The book of the year arrived in the mail on Saturday – Geoffrey Hill’s Collected Critical Writings. At 816 pages, 236 of them notes and indexes, the volume tips the scale at almost five pounds. Published by Oxford University Press, it brings together The Lords of Limit (1984), The Enemy’s Country (1991), Style and Faith (2003), and 13 previously uncollected essays and lectures. The editor, Kenneth Haynes, notes that the latter pieces were originally intended as discrete volumes titled Inventions of Value and Alienated Majesty. Those familiar with the earlier published volumes know Hill’s prose is learned, fierce, allusive and crabbed, not unlike much of his poetry. Hill takes language seriously and expects readers to follow his example. This is from a 1998 lecture, “Language, Suffering, and Silence”:

“Language under the kind of extreme pressure which the making of poetry requires, can, on occasion, push the maker beyond the barrier of his or her own limited intelligence. If I were to consider undertaking a theology of language, this would be one of a number of possible points of departure for such an exploration: the abrupt, unlooked-for semantic recognition understood as corresponding to an act of mercy or grace.”

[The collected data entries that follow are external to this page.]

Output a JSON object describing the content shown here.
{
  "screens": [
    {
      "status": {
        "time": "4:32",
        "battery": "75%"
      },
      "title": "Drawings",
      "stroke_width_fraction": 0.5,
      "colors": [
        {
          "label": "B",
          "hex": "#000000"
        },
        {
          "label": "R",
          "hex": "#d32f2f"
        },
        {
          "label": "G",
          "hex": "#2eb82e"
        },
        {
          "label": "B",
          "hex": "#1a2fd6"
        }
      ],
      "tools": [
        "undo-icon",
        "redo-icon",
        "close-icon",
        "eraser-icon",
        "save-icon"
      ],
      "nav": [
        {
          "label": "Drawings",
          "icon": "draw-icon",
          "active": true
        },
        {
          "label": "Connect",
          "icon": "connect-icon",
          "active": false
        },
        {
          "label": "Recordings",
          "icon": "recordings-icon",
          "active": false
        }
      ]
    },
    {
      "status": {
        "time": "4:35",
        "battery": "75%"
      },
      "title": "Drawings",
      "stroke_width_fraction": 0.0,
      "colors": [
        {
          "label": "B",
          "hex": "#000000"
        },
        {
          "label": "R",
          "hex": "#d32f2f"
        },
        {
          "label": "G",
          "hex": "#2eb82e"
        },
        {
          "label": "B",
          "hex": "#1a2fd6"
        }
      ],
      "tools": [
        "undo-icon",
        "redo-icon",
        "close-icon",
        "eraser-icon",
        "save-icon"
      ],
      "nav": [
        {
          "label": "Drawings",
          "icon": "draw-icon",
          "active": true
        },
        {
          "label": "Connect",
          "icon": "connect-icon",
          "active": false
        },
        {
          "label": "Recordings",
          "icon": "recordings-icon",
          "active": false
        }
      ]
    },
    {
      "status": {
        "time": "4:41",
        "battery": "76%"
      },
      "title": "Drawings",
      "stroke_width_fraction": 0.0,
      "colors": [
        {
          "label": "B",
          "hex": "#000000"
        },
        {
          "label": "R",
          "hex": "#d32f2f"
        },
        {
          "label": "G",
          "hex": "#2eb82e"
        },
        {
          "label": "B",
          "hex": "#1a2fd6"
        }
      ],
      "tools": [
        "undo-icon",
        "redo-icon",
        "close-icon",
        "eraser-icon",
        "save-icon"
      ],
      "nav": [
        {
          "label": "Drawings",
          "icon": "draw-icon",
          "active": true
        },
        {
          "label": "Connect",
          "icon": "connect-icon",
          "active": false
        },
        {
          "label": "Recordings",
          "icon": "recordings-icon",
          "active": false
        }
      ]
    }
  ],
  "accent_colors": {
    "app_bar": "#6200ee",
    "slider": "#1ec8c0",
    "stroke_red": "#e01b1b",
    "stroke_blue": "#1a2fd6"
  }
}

In Hill, style and faith, as the title of his previous prose collection suggests, are mingled and interdependent, which makes his work deeply unpopular in some quarters. For most contemporary poets and their readers, he might as well be writing in a foreign language. Hill returns to the notion of a “theology of language,” and proposes how it might be established:

“This would comprise a critical examination of the grounds for claiming (a) that the shock of semantic recognition must be also a shock of ethical recognition; and that this is action of grace in one of its minor, but far from trivial, types; (b) that the art and literature of the late twentieth century require a memorializing, a memorizing, of the dead as much as, or even more than, expressions of `solidarity with the poor and the oppressed.’ Suffering is real, but `suffering’ is a sing-song, that is to say, cant. If a poet or painter were to inquire of such a theology how, in this case, `solidarity’ could still be shown, the answer which I should hope to hear would be `give alms.’”

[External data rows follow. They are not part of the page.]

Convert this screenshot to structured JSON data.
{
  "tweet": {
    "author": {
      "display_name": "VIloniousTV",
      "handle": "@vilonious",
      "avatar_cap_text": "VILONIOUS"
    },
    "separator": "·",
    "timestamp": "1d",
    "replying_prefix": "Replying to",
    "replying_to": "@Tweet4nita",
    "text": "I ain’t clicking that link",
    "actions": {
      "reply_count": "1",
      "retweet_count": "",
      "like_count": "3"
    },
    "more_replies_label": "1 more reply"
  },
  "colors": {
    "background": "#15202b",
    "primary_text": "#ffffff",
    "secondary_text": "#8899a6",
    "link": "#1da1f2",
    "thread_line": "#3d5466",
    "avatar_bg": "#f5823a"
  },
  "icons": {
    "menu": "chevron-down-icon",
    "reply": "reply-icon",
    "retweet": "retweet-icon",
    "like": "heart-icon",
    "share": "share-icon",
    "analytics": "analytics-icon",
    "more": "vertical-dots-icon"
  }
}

Hill illustrates what he means by “giving alms” by quoting from an 1879 letter Gerard Manley Hopkins wrote his friend Robert Bridges, after he had already suggested prayer:

“I have another counsel open to no objection and yet I think it will be unexpected. I lay great stress on it. It is to give alms…this is, for instance, you might know of someone needing and deserving an alms to give which would require you in prudence to buy no books till next quarter day or to make some equivalent sacrifice of time.”

Hill reiterates:

“One sees how Hopkins brings the point home to the place where this particular recipient, a book-lover, will be galled: give till it hurts, and in your special case this may involve the sacrifice of your treasured monthly book-allowance.”

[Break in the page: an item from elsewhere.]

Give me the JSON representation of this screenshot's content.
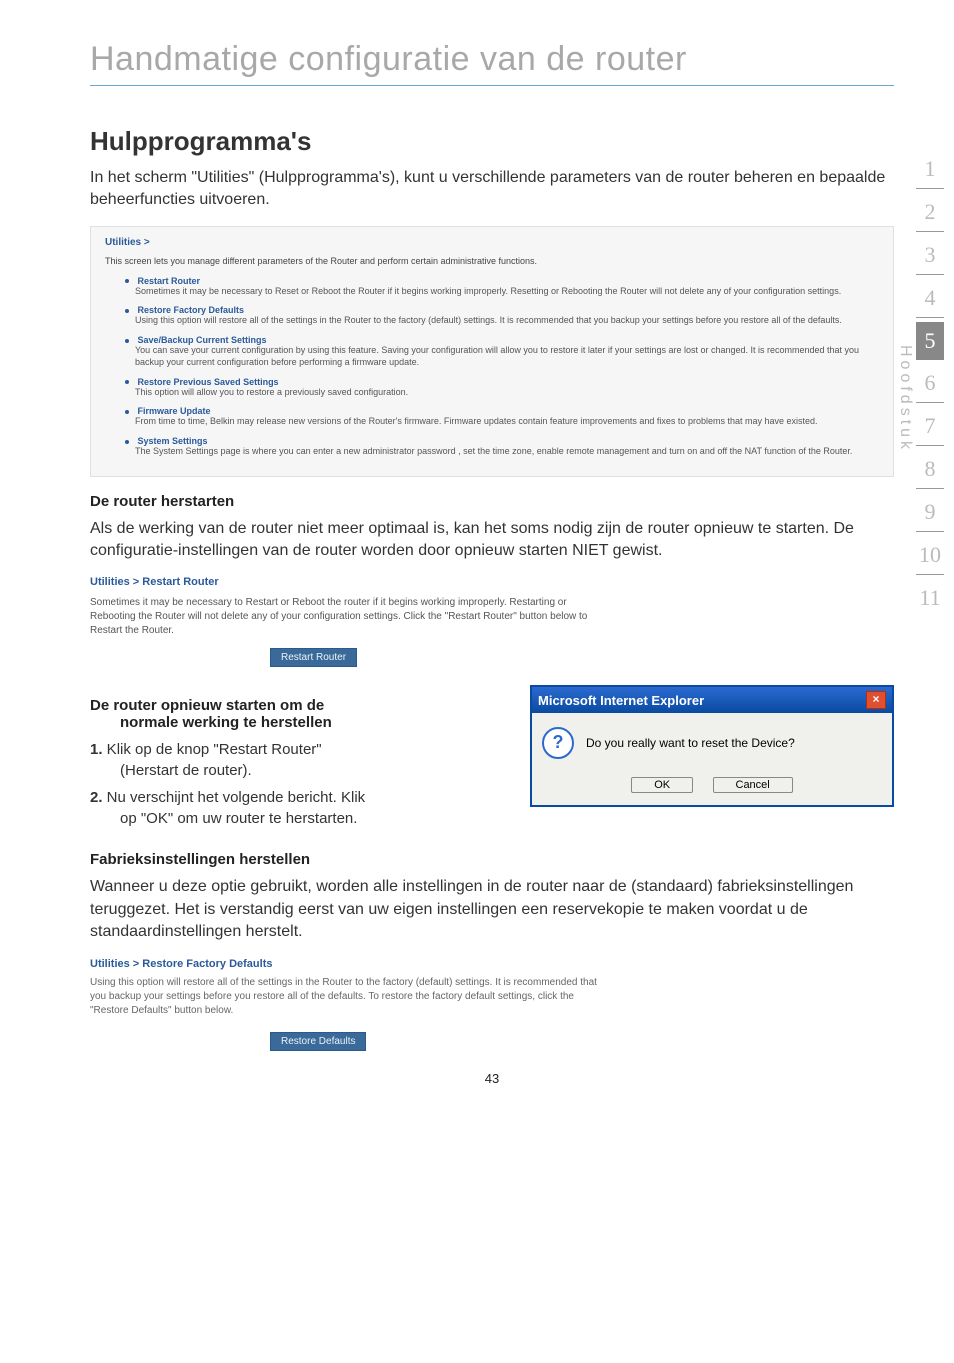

Hill, you’ll notice, is a serious man with a serious sense of humor. In the same essay, he points out that Yeats accepts a premise of Matthew Arnold’s “while he struts and preens around it like a D’Annunzio in Irish tweeds.” Serious book-lovers (that is, lovers of serious books) will be pleased to learn that he devotes essays to, among others, Hopkins, Isaac Rosenberg, Emerson (the phrase “alienated majesty” is his), Whitman and Eliot. A book to read and live with for life.